At the time of posting, Harrisons share price closed at RM3.99 on Oct 5, 2017.

Keep your fingers crossed for the coming two quarterly results of Harrisons. It will give you an early indication of how much dividends will be paid out by Harrisons.

Another high dividends paying stock is Apollo Food Holdings Berhad. Apollo is due to pay a 25 sen dividend too,  on Jan 9, 2018. The ex-date is Dec 8, 2017. After Apollo announced this dividend on June 23, its share price fluctuated between RM5 to as high as RM5.48 during the next several weeks.

Since then, Apollo has retreated back to its RM5 range. If this price of RM5 continues to hover until after the ex date on Dec 8, the newly adjusted price on Dec 9 will be RM4.75 and then it is left to market's supply and demand situation.

Now why has the share price not been able to stay at least 20 sen higher at RM5.20 since the announcement of the 25 sen dividend?

To find out why, let us track back to its last seven quarters of earnings per share of single digit only. Prior to these, its last eighth and ninth earnings per share was double digits.

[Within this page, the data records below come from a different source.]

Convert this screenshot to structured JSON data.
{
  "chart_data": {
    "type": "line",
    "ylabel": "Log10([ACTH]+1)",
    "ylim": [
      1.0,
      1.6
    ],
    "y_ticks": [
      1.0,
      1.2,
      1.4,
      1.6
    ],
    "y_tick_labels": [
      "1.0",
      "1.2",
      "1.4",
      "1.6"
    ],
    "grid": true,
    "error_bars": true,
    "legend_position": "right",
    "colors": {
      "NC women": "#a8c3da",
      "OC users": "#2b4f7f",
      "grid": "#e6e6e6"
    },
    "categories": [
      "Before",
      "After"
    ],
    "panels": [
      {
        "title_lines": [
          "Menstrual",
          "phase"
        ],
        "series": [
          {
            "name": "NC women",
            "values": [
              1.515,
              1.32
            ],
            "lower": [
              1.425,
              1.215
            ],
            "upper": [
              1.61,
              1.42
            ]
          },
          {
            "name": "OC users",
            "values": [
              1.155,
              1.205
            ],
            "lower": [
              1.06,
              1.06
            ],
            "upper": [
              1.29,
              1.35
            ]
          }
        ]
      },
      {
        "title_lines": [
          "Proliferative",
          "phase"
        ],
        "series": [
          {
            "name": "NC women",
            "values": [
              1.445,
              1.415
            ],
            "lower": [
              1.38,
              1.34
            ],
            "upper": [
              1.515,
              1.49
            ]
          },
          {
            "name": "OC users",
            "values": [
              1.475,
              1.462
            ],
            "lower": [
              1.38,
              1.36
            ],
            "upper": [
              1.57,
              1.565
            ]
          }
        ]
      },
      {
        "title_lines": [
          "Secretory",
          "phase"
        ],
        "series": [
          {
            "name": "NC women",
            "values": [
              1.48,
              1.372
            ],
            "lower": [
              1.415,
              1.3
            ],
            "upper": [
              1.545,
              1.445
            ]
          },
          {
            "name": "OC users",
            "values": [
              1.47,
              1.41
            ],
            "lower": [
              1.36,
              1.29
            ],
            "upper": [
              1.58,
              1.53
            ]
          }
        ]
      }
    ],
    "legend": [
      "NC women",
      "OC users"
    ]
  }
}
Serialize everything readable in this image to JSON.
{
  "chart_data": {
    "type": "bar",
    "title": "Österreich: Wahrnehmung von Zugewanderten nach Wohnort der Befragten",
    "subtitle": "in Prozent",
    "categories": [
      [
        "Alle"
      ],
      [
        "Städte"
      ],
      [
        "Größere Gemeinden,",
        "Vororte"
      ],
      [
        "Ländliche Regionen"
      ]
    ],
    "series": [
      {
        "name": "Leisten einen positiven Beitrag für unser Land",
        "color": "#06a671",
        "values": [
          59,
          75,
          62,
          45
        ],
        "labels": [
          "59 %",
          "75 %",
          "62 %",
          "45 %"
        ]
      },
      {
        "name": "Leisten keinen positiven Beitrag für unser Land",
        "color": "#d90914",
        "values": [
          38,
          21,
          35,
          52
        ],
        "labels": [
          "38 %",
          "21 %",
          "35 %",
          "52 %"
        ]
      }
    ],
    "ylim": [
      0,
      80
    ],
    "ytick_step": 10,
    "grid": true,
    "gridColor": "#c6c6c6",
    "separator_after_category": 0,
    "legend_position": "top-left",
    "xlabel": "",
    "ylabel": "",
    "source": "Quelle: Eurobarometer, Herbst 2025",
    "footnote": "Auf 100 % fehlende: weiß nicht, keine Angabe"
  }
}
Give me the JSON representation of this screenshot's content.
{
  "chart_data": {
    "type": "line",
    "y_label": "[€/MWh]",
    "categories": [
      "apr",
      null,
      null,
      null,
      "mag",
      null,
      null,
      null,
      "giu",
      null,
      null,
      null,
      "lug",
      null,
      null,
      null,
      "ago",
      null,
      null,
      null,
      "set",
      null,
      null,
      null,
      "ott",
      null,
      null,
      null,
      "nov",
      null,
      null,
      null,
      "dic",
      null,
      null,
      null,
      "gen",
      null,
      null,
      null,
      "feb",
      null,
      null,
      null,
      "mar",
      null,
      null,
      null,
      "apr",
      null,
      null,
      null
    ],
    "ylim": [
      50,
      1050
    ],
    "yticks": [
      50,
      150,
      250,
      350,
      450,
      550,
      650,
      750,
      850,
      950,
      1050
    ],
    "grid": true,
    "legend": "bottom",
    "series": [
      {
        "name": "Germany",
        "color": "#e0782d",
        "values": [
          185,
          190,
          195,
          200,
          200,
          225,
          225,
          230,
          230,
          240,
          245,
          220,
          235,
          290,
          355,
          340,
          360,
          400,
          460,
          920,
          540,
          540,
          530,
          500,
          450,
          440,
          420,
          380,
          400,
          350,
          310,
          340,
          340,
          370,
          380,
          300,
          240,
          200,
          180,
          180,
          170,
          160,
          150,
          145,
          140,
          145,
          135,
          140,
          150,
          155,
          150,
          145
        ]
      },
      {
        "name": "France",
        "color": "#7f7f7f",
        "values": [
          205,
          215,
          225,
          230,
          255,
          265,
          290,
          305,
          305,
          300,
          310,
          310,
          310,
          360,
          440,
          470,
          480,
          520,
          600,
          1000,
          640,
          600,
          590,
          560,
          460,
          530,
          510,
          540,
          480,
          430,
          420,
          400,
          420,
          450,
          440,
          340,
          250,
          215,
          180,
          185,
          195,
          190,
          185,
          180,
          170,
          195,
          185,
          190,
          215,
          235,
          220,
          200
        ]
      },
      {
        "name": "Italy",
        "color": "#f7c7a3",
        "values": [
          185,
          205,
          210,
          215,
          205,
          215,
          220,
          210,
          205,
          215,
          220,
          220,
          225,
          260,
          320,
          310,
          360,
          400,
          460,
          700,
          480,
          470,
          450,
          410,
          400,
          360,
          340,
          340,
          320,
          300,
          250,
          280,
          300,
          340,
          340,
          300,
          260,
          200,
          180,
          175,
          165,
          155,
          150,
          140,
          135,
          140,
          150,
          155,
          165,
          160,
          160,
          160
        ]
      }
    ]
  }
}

It showed Apollo was experiencing difficulties in several areas and resulted in subsequence quarters of poorer earnings. Only last year, Apollo share price touched a high of RM6.33 on Oct 17, but that was before the ex date (Dec 8, 2016) of a bumper dividend of 30 sen payable in January this year.

Since then, after the dividend, the share price has been trending down in tandem with its poorer results. Although there is the coming 25 sen dividend with the ex date of Dec 8, one should note with caution to see of it can maintain back to its share price of RM5 or it will trade lower than its after ex date price.

Amanahraya Trustees Berhad of Skim Amanah Saham Bumiputera has been selling almost every days since the release of its last quarter results. Amanahraya Trustees Berhad is the second largest shareholders of Apollo (with 14,950,000 shares / 18.69% stakes) and its daily aggressive selling could suggest it is either seeing the future is not so bright or perhaps for other undisclosed reasons.

Whatever it is, yours truly has already decided to sell my only 1,000 shares on July 18 at RM5.37. As I said earlier when I sold, my concerns were Apollo might report lower and lower profits in the coming quarters and such high dividends might not be sustained in coming years.

Again this is my decision and if you are holding Apollo shares, please make your own judgements. Apollo could just prove me wrong later with improving results. At the time of posting, Apollo share price closed at RM4.96 on Oct 5, 2017, incidentally it is also its 52-week low.